Kemah Akhir

Hello Echa. Are you ready for camping?” sapa Arga di depan gerbang sekolah. Namun, Echa tak memperdulikan dan masuk begitu saja menuju halaman belakang sekolah menemui Luthfian yang kini sedang bermesra-mesraan dengan gadis-gadis yang tengah mendirikan tenda.

“Akhirnya dateng juga lo,” ucap Luthfian sembari mengusap dari kepala hingga punggung Echa secara seksual dan membuatnya risih.

“Kesiniin inhaler aku.” Echa mengulurkan tangannya dan memberi kode agar Luthfian memberikan inhaler miliknya. Membuat Luthfian menurut begitu saja dengan mengeluarkan inhaler dari kantong dan memberikan secara kasar kepada gadis di depannya lalu kembali menggoda perempuan yang kini telah usai mendirikan tenda.


Hari telah berganti menjadi malam, dan api unggun telah menyala untuk menemani seluruh siswa kelas dua belas itu untuk bersenda gurau dan bernyanyi. Bahkan panitia yang merupakan perwakilan dari setiap kelas itu mengadakan pentas seni untuk meramaikan acara.

“Arga, kayunya mau habis. Gue cariin aja ya.” Arga mencegah rekannya itu setelah menatap siluet dari gadis yang ia sukai di tengah kegelapan. Seolah-olah menjauh dari kerumunan dan ketika Arga melihat ke arah api unggun. Rupanya, Luthfian tengah menggoda wanita dan tak memperdulikan Echa.

“Gue aja yang cari.” Arga menyalakan senter yang ia genggam dan berjalan mendekati Echa.

Hey, kamu kenapa diem-diem di sini? Gak mau lihat pentas api unggun cowokmu?” Echa menggeleng. Enggan rasanya ia duduk di atas rerumputan sembari memandang sang kekasih yang bermesra-mesraan menikmati malam pertama kemah kali ini.

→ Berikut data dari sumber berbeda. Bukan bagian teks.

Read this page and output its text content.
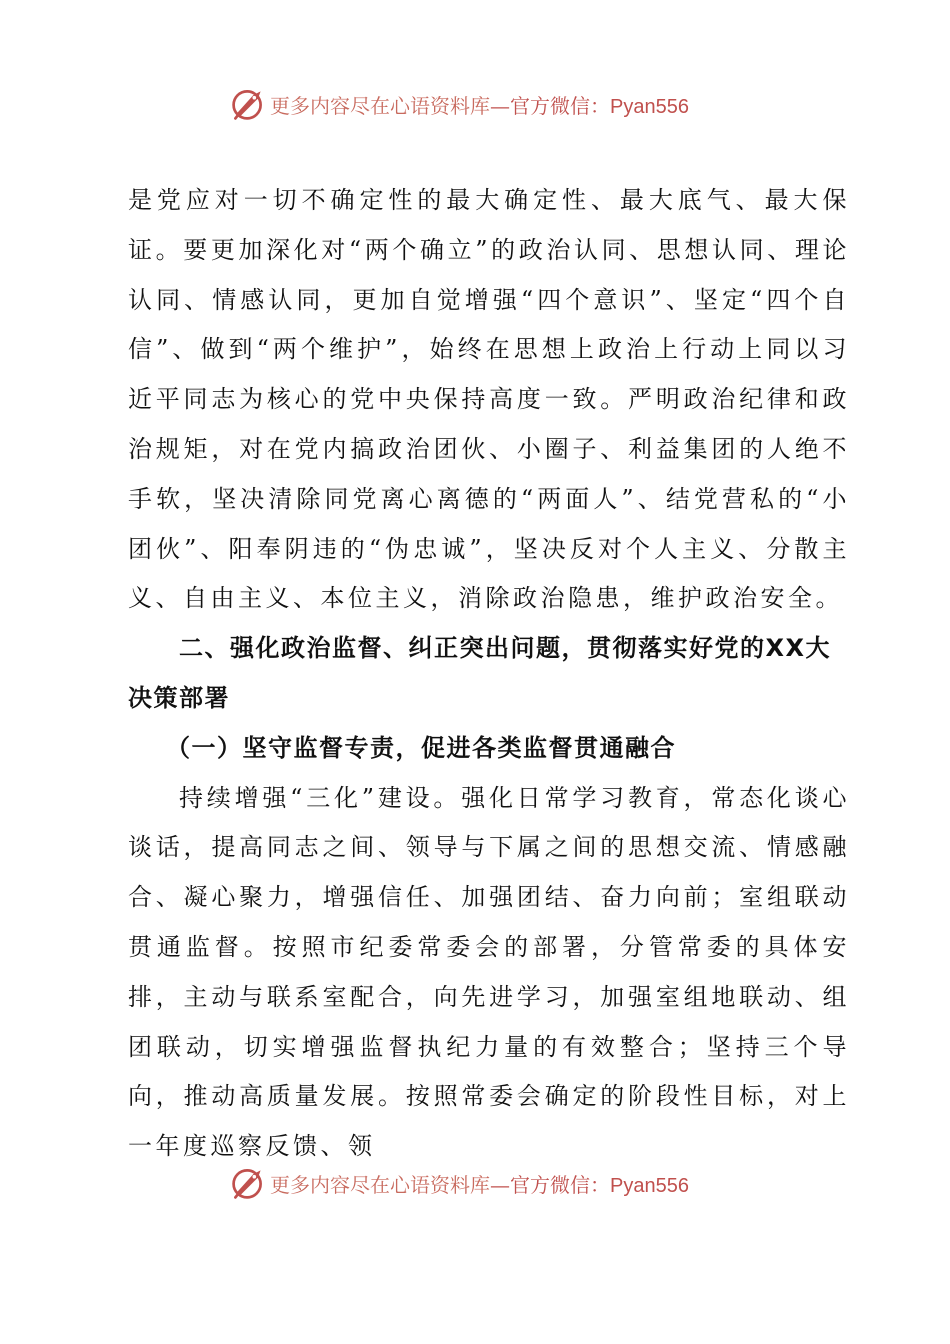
更多内容尽在心语资料库—官方微信：Pyan556

是党应对一切不确定性的最大确定性、最大底气、最大保证。要更加深化对“两个确立”的政治认同、思想认同、理论认同、情感认同，更加自觉增强“四个意识”、坚定“四个自信”、做到“两个维护”，始终在思想上政治上行动上同以习近平同志为核心的党中央保持高度一致。严明政治纪律和政治规矩，对在党内搞政治团伙、小圈子、利益集团的人绝不手软，坚决清除同党离心离德的“两面人”、结党营私的“小团伙”、阳奉阴违的“伪忠诚”，坚决反对个人主义、分散主义、自由主义、本位主义，消除政治隐患，维护政治安全。

二、强化政治监督、纠正突出问题，贯彻落实好党的XX大决策部署

（一）坚守监督专责，促进各类监督贯通融合

持续增强“三化”建设。强化日常学习教育，常态化谈心谈话，提高同志之间、领导与下属之间的思想交流、情感融合、凝心聚力，增强信任、加强团结、奋力向前；室组联动贯通监督。按照市纪委常委会的部署，分管常委的具体安排，主动与联系室配合，向先进学习，加强室组地联动、组团联动，切实增强监督执纪力量的有效整合；坚持三个导向，推动高质量发展。按照常委会确定的阶段性目标，对上一年度巡察反馈、领

更多内容尽在心语资料库—官方微信：Pyan556
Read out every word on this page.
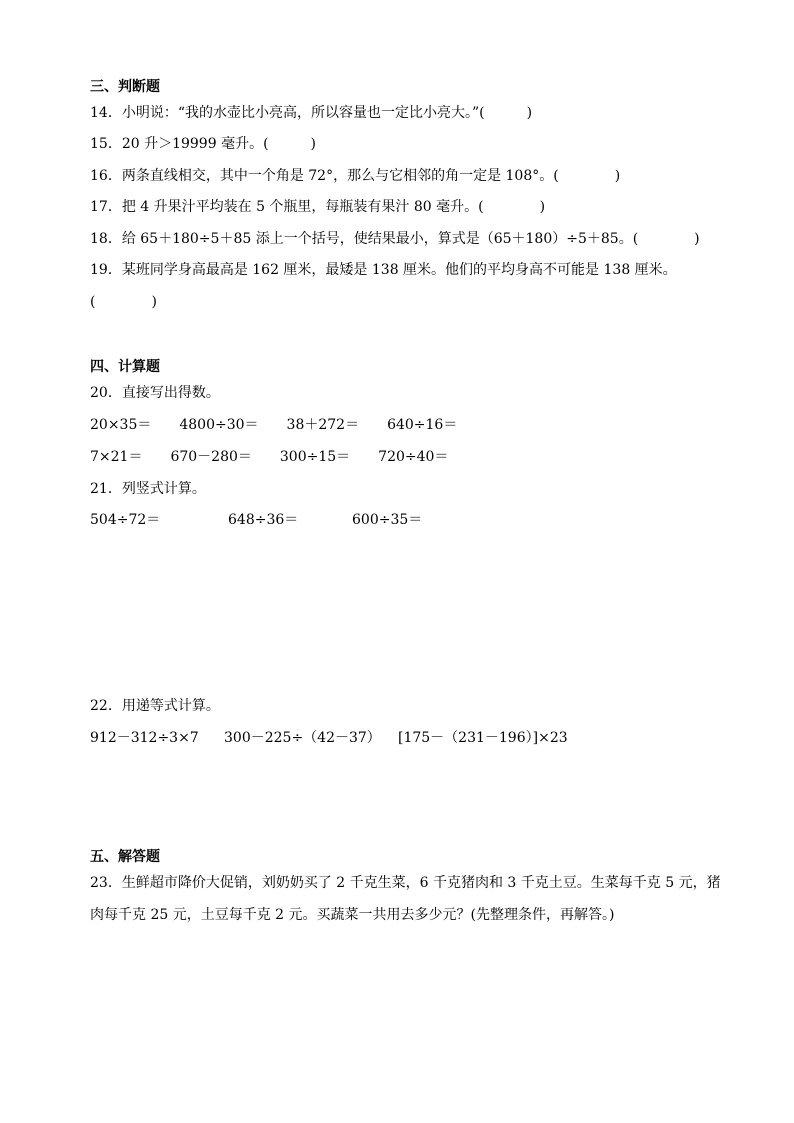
三、判断题
14．小明说：“我的水壶比小亮高，所以容量也一定比小亮大。”(　　　)
15．20 升＞19999 毫升。(　　　)
16．两条直线相交，其中一个角是 72°，那么与它相邻的角一定是 108°。(　　　　)
17．把 4 升果汁平均装在 5 个瓶里，每瓶装有果汁 80 毫升。(　　　　)
18．给 65＋180÷5＋85 添上一个括号，使结果最小，算式是（65＋180）÷5＋85。(　　　　)
19．某班同学身高最高是 162 厘米，最矮是 138 厘米。他们的平均身高不可能是 138 厘米。
(　　　　)
四、计算题
20．直接写出得数。
20×35＝　　4800÷30＝　　38＋272＝　　640÷16＝
7×21＝　　670－280＝　　300÷15＝　　720÷40＝
21．列竖式计算。
504÷72＝	648÷36＝	600÷35＝
22．用递等式计算。
912－312÷3×7 300－225÷（42－37） [175－（231－196）]×23
五、解答题
23．生鲜超市降价大促销，刘奶奶买了 2 千克生菜，6 千克猪肉和 3 千克土豆。生菜每千克 5 元，猪
肉每千克 25 元，土豆每千克 2 元。买蔬菜一共用去多少元？(先整理条件，再解答。)
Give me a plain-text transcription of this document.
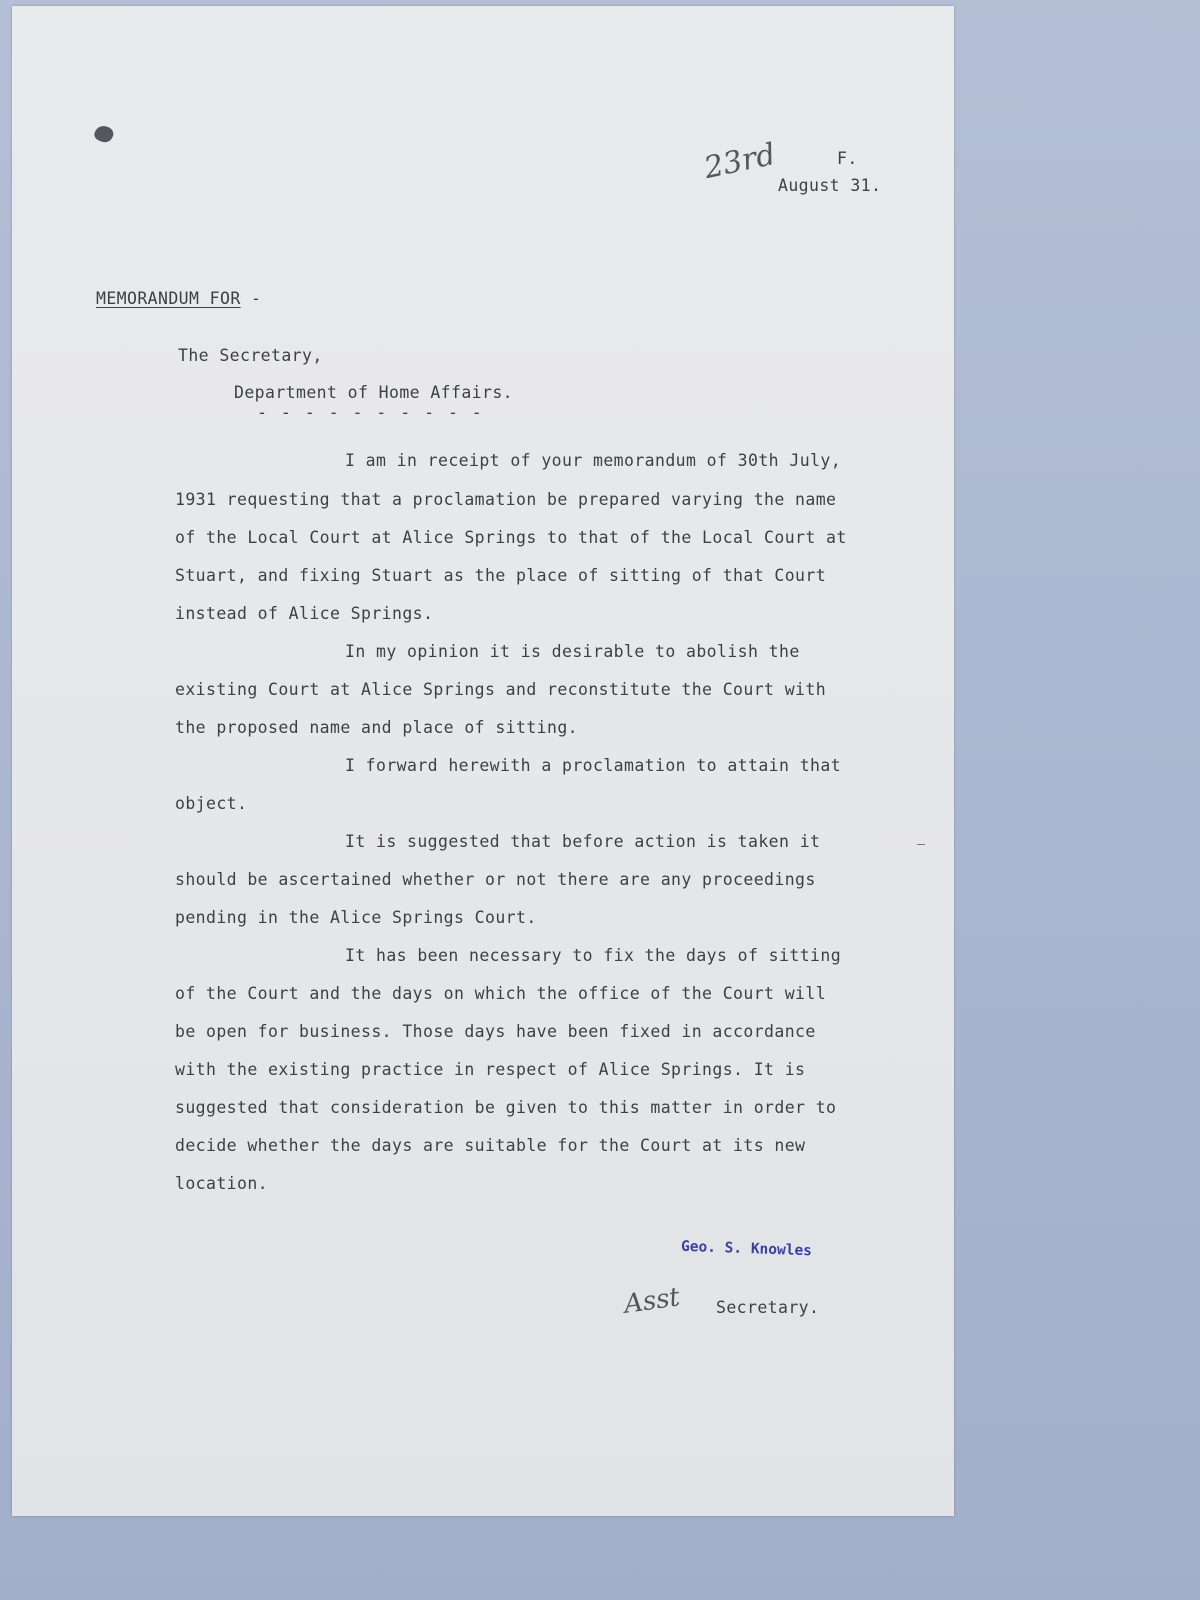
23rd	F.

August 31.

MEMORANDUM FOR -

The Secretary,

Department of Home Affairs.

- - - - - - - - - -

I am in receipt of your memorandum of 30th July,

1931 requesting that a proclamation be prepared varying the name

of the Local Court at Alice Springs to that of the Local Court at

Stuart, and fixing Stuart as the place of sitting of that Court

instead of Alice Springs.

In my opinion it is desirable to abolish the

existing Court at Alice Springs and reconstitute the Court with

the proposed name and place of sitting.

I forward herewith a proclamation to attain that

object.

It is suggested that before action is taken it

should be ascertained whether or not there are any proceedings

pending in the Alice Springs Court.

It has been necessary to fix the days of sitting

of the Court and the days on which the office of the Court will

be open for business. Those days have been fixed in accordance

with the existing practice in respect of Alice Springs. It is

suggested that consideration be given to this matter in order to

decide whether the days are suitable for the Court at its new

location.

Geo. S. Knowles
Asst Secretary.
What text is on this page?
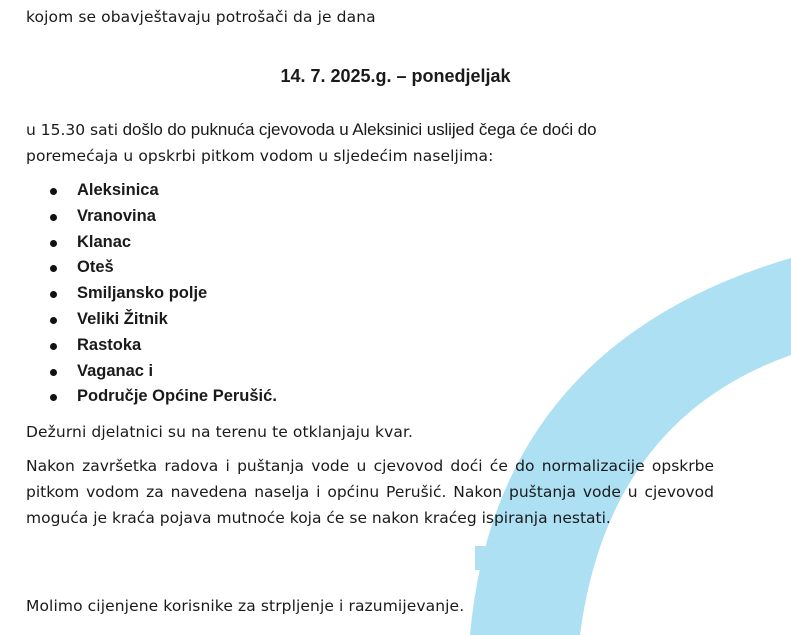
kojom se obavještavaju potrošači da je dana
14. 7. 2025.g. – ponedjeljak
u 15.30 sati došlo do puknuća cjevovoda u Aleksinici uslijed čega će doći do
poremećaja u opskrbi pitkom vodom u sljedećim naseljima:
Aleksinica
Vranovina
Klanac
Oteš
Smiljansko polje
Veliki Žitnik
Rastoka
Vaganac i
Područje Općine Perušić.
Dežurni djelatnici su na terenu te otklanjaju kvar.
Nakon završetka radova i puštanja vode u cjevovod doći će do normalizacije opskrbe pitkom vodom za navedena naselja i općinu Perušić. Nakon puštanja vode u cjevovod moguća je kraća pojava mutnoće koja će se nakon kraćeg ispiranja nestati.
Molimo cijenjene korisnike za strpljenje i razumijevanje.
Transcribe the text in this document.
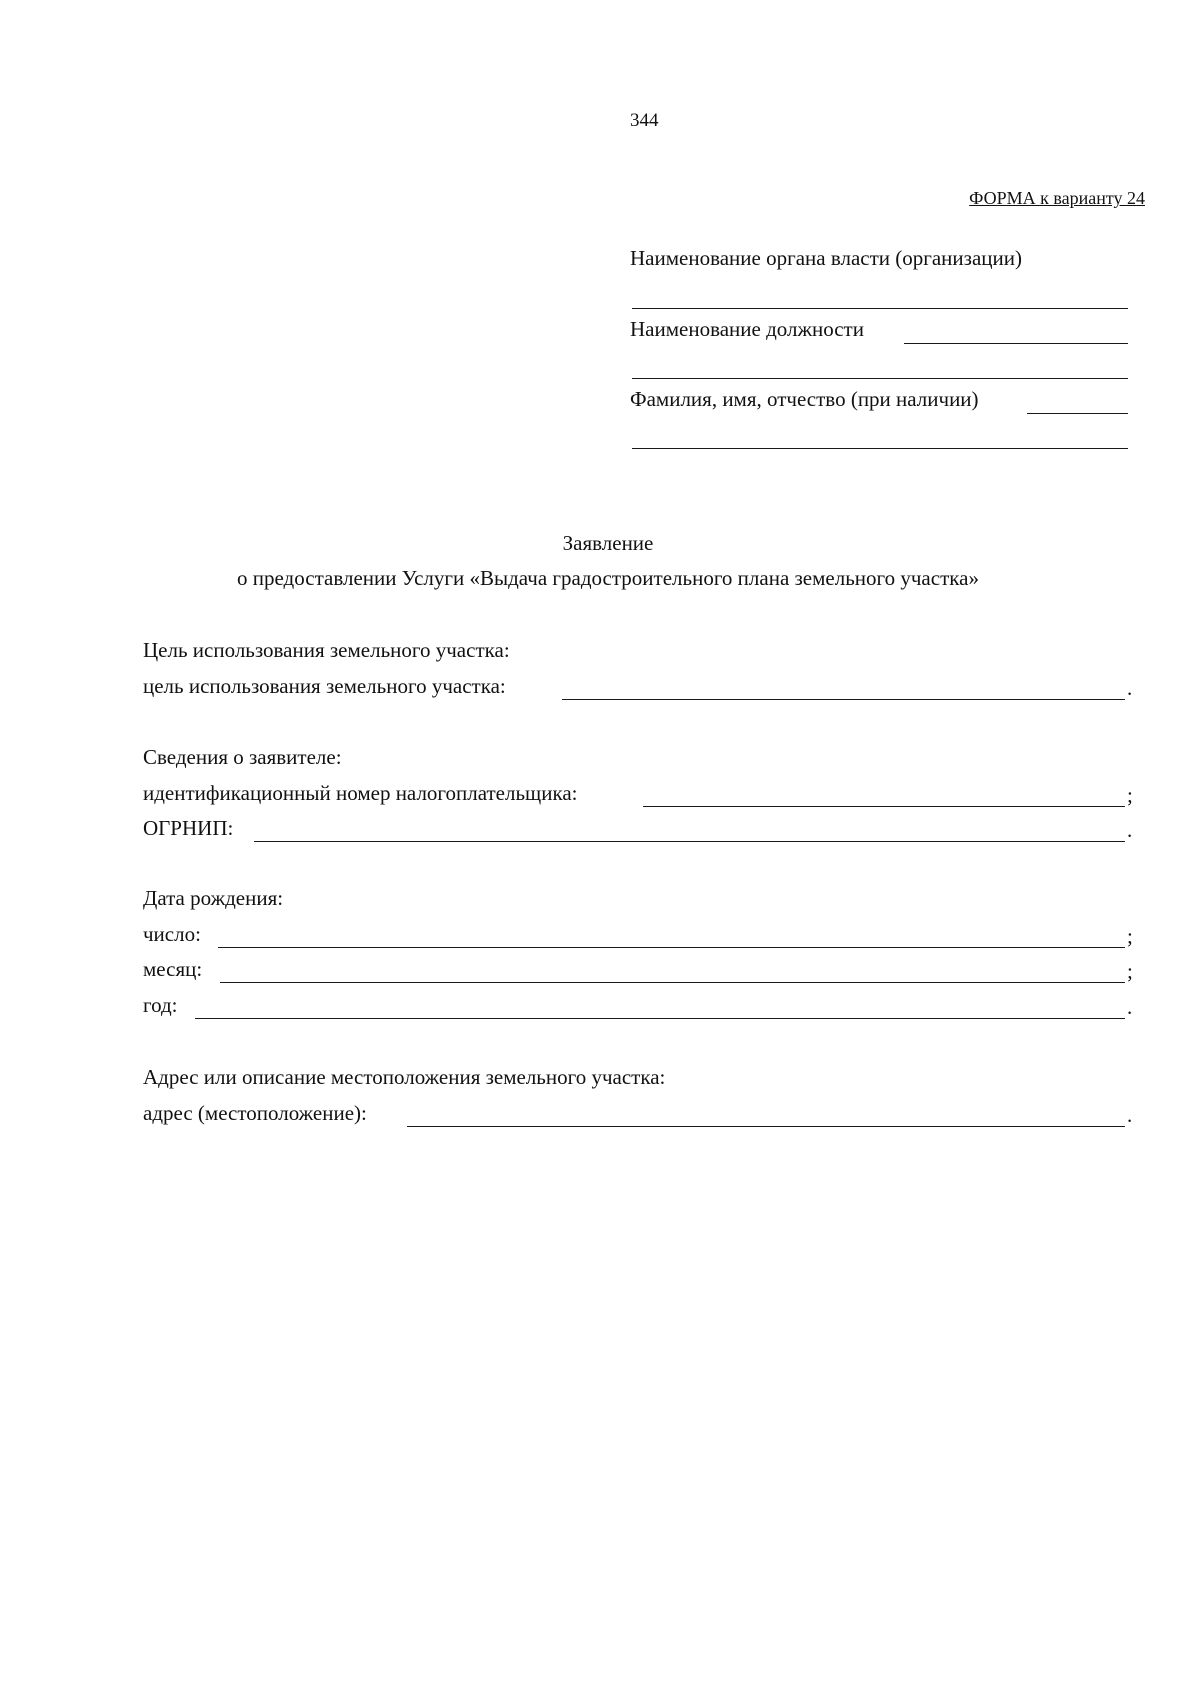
344
ФОРМА к варианту 24
Наименование органа власти (организации)
Наименование должности
Фамилия, имя, отчество (при наличии)
Заявление
о предоставлении Услуги «Выдача градостроительного плана земельного участка»
Цель использования земельного участка:
цель использования земельного участка:	.
Сведения о заявителе:
идентификационный номер налогоплательщика:	;
ОГРНИП:	.
Дата рождения:
число:	;
месяц:	;
год:	.
Адрес или описание местоположения земельного участка:
адрес (местоположение):	.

“Aku temani. I know, kamu merasa tidak nyaman setiap melihat Luthfian dekat sama gadis lain kan? Tweet kamu kemarin itu aslinya buat Luthfian bukan?” Echa hanya tertunduk lesu. Memainkan pasir dengan jari telunjuknya. Hingga tangan milik Arga menarik tubuh mungil Echa ke pelukan. Membuat gadis berambut pendek itu menangis di dekapan pria yang selalu ia anggap sahabatnya.

“Nangis yang puas. Habis itu janji, kita kumpul sama anak-anak seangkatan lainnya.” Echa mengangguk dan melanjutkan tangisannya. Tak peduli dengan kaos putih milik Arga yang kini meninggalkan bekas air.

“Kamu nangis terus aja. Aku mau angkat telepon.” Arga menggeser tombol dial dan menempelkan perangkat itu di dekat telinganya.

“Mana kayunya? Gue tungguin.” “Astaga. Sorry-sorry. I'm forget about that.” Echa mendongak, dan kembali ke posisi duduk.

“Kamu ada urusan kan? Ya sudah bareng aja yuk. Aku udah mendingan kok.” Echa tersenyum dan berdiri dengan bantuan Arga.

Arga berjalan memimpin, lalu mampir untuk mengambil bongkahan kayu yang telah panitia singgahkan dan berbalik menghadap Echa.

“Echa, can you help me, please? ini gak bisa ambil senternya.” Arga tersenyum kikuk dan membuat Echa tertawa sembari mengambil senter yang terjepit di ketiaknya.

“Kamu lucu banget Ga, ya udah sini aku senterin aja.” Echa menyorot ke arah depan. Menerangi jalan Arga dan mereka kembali berjalan menuju pusat keramaian.

“Nah ini, si beban dateng.” Echa menatap pemilik suara. Luthfian kini memandang Echa dan tersenyum miring.

Membuat Echa semakin kecewa dengan kekasihnya dan ia menghampiri pria itu lalu melayangkan satu tamparan ke pipinya.

“Makan semua spotlight yang kamu dapat dari aku, Lu. Kamu bener-bener berubah. Kita berakhir di sini saja ya.” Echa langsung pergi begitu saja memasuki sekolah, lebih tepatnya gadis itu memasuki kamar mandi dan berdiam diri di dalam.

Sedangkan Arga yang melihat kejadian itu, justru menunggu Echa di depan kamar mandi sembari menggenggam inhaler yang ia minta dari Papanya yang merupakan dokter. Berjaga-jaga jikalau gadis itu mengalami sesak napas.